La nomination de Barthélemy foudroya les trois directeurs qui marchaient ensemble, bien qu'au fond ils ne s'aimassent pas ; mais un même intérêt les réunissait, et eux qui avaient cru gagner une victoire en éloignant Letourneur, la virent se changer en défaite par la venue de Barthélemy. Car, quoi qu'on dise ou quoi qu'on imprime, il est certain que le départ de Letourneur ne fut pas l'effet du hasard ; on prit cet homme par l'avarice, qu'il poussait à un degré tel, que l'on pouvait faire sur lui les contes les plus absurdes sans paraitre s'éloigner de la vérité. Entre autres, j'ai entendu répéter celui-ci.

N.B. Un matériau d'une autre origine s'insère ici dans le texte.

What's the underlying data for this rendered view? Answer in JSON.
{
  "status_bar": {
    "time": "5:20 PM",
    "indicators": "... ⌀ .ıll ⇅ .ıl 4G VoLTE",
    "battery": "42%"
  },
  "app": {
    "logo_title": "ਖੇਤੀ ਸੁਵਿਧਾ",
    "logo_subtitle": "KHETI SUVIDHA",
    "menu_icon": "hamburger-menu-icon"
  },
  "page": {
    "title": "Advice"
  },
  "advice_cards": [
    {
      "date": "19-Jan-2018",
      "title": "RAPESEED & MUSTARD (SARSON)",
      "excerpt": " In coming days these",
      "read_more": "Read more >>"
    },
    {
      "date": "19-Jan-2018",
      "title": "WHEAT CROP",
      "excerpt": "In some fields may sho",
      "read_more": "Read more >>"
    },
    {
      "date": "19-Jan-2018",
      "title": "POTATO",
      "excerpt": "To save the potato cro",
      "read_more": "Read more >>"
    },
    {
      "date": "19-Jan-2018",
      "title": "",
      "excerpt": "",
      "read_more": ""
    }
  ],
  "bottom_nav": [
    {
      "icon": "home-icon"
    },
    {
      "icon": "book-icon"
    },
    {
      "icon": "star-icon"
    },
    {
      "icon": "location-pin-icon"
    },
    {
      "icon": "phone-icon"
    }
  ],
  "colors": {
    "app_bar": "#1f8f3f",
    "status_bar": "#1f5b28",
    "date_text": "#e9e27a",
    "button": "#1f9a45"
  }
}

Letourneur était arrivé au Luxembourg sur une charrette qui portait son mobilier particulier. Là il veillait sur la cuisine de Barras, et avait fini par contracter une amitié étroite avec le chef de son collègue, ce qui lui permettait de s'approvisionner d'une foule de débris de table qui servaient a la sienne, où parfois il apportait par mégarde un plat détourné de celle si somptueuse de Barras. On m'a dit que, dans sn petite ville, un personnage, digne de lui par ses manières harpagonnes, reçut sa visite un certain soir. Une lampe à petite mèche éclairait la chambre ; le maitre du logis dit à Letourneur : La lumière est inutile, puisque nous n'avons qu’à parler. Sur ce, il souffla le pâle lumignon, et les voilà dans une obscurité profonde, discutant des thèses d’une savante économie. L'heure de la retraite sonne, la lampe est rallumée, et laisse voir Letourneur occupé à revêtir sa culotte. Quoi ! vous l'aviez quittée !Nous étions sans lumière ; et en se remuant on use tant ce qu'on porte, que j'ai cru pouvoir épargner celle-là. Il n'y a pas dix ans que je l'ai achetée presque neuve ; aussi je me flatte qu'elle ira loin.

Lorsqu'on narra devant moi cette anecdote, je dis au conteur : Elle est renouvelée des Grecs.

Et n'en est pas moins exacte. Les avares, non mieux que nos gens de lettres, n'inventent plus.